Lattice Landau Gauge and Algebraic Geometry

TL;DR

This paper applies algebraic geometry techniques to efficiently find global minima of polynomial-like extremizing equations in physical systems, demonstrated through lattice Landau gauge fixing for compact U(1).

Contribution

It introduces algebraic geometry methods to solve gauge-fixing equations and finds all Gribov copies on small lattices, showcasing a novel approach in this context.

Findings

All Gribov copies for 1D and 2D lattices obtained.

Number of solutions for 3x3 systems can reach thousands.
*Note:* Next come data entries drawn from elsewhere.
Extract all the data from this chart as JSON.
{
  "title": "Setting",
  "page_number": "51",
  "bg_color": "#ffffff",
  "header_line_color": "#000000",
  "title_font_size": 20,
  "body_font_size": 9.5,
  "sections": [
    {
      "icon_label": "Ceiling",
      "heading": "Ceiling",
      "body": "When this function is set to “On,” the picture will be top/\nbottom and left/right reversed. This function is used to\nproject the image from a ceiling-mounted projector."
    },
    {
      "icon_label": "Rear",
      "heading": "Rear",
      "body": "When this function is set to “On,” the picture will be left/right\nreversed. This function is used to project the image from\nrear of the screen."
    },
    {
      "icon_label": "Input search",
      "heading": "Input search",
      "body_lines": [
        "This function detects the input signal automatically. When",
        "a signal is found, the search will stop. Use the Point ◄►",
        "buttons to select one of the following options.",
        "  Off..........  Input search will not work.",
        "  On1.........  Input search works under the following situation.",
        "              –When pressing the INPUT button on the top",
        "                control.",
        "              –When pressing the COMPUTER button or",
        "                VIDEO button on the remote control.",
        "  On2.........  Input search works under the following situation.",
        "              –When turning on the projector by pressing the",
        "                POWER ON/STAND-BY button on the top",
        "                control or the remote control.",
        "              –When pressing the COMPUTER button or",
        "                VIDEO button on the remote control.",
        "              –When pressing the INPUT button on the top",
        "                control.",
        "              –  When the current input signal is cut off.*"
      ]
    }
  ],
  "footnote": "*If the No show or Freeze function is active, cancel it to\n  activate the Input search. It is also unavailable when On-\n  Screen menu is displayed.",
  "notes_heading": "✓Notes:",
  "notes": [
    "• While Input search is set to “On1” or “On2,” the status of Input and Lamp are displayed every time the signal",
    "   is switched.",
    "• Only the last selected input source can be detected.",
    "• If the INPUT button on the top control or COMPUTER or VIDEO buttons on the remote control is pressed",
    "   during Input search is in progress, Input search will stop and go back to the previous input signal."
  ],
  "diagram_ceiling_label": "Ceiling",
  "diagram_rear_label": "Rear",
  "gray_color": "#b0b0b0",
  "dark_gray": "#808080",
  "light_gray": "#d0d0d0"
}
Methods have potential applications beyond the studied examples.

Abstract

Finding the global minimum of a multivariate function efficiently is a fundamental yet difficult problem in many branches of theoretical physics and chemistry. However, we observe that there are many physical systems for which the extremizing equations have polynomial-like non-linearity. This allows the use of Algebraic Geometry techniques to solve these equations completely. The global minimum can then straightforwardly be found by the second derivative test. As a warm-up example, here we study lattice Landau gauge for compact U(1) and propose two methods to solve the corresponding gauge-fixing equations. In a first step, we obtain all Gribov copies on one and two dimensional lattices. For simple 3x3 systems their number can already be of the order of thousands. We anticipate that the computational and numerical algebraic geometry methods employed have far-reaching implications beyond the simple but illustrating examples discussed here.